2.6. Treatment Evaluation. The therapeutic efficacy of TACE was evaluated on the basis of the change in the maximum diameter of the viable portion of the target lesions, as observed on triphasic contrast-enhanced CT images acquired 1-3 months after therapy. Recurrence was confirmed by evidence of an abnormal early enhancement in arterial phase images from contrast-enhanced CT. The response was evaluated according to the modified Response Evaluation Criteria in Solid Tumors . The response categories were complete response (CR; disappearance of any intratumoral arterial enhancement), partial response (PR; at least a 30% decrease in the sum of the diameters of viable lesions), stable disease (SD; any cases that did not qualify for the other 3 categories), and progressive disease (PD; at least a 20% increase in the sum of the diameters of viable lesions). Objective response (OR) was defined as the sum of the cases that were categorized as CR and PR. The areas of lesions in which lipiodol uptake was observed were considered as necrotic tissue.

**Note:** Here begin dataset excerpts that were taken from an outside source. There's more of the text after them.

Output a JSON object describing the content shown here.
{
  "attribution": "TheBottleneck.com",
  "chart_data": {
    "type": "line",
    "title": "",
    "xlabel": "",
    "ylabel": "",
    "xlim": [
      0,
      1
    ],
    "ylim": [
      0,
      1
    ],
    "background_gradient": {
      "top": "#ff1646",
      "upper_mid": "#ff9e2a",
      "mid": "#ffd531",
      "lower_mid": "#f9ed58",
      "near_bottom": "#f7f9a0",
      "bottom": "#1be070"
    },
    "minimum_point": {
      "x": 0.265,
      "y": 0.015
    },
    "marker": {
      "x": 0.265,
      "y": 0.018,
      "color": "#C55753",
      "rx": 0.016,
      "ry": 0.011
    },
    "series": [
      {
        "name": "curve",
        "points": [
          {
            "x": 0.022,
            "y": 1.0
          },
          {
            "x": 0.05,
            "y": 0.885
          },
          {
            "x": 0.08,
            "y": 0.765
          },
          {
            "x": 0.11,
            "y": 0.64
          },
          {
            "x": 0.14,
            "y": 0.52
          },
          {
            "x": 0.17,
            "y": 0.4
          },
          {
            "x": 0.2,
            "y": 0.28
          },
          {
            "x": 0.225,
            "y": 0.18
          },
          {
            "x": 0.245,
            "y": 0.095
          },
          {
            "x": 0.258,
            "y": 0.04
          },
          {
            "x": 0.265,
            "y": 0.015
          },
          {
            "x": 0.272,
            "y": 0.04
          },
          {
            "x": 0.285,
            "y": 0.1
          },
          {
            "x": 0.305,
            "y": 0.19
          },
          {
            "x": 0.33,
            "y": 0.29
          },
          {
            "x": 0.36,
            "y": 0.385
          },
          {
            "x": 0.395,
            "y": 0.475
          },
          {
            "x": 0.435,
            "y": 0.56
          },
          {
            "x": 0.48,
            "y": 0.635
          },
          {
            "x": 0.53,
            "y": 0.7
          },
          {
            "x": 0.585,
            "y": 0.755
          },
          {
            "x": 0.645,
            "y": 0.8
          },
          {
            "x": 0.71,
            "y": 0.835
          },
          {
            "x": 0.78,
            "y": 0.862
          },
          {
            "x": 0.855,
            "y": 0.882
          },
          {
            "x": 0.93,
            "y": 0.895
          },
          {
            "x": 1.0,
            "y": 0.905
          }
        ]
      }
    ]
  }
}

2.7. Data and Statistical Analyses. One interventional radiologist who participated in all angiographic procedures performed the data analysis. The number of image acquisitions and the overall procedural time were assessed, based on the patient record chart and on data from the picture archiving and communication system (PACS). The images included the first celiac artery angiogram to the last posttreatment C-arm CT. The overall procedural time of a single TACE session was the time between the insertion and the removal of a 4-Fr sheath. The Mann-Whitney U test or Fisher's exact test was used to compare the parameters of both study groups.
All tests were two-sided. Factors were considered statistically significant with a P < 0.05.
3.1. TACE. Table 1 summarizes the baseline characteristics of the patients who underwent TACE with and without software assistance. There were no significant differences between the study groups in any of the factors investigated. We initially performed TACE for 84 patients in 134 hepatic areas without software assistance and for 50 patients in 87 hepatic areas using the software. Figure 1 shows a representative case treated with software-assisted TACE.
3.2. The Number of Image Acquisitions. Table 2 lists the mean number of angiographies and C-arm CT image acquisitions in a single session of TACE. The number of angiography acquisitions per session reduced significantly with the assistance of software, irrespective of the patient's tumor multiplicity. The overall angiography acquisition reduced from 6.6 times to 4.6 times with the assistance of software (P < 0.001). The number of C-arm CT acquisitions per session did not differ between the groups. Total image acquisition significantly decreased from 9.7 times to 7.1 times with the use of software analysis in TACE for a single lesion (P = 0.001). For multiple lesions, total image acquisition reduced from 11.0 times to 9.6 times with the software; however, the difference did not reach a statistical significance. Overall image acquisitions per session significantly reduced from 10.4 times to 8.7 times with the software (P = 0.004).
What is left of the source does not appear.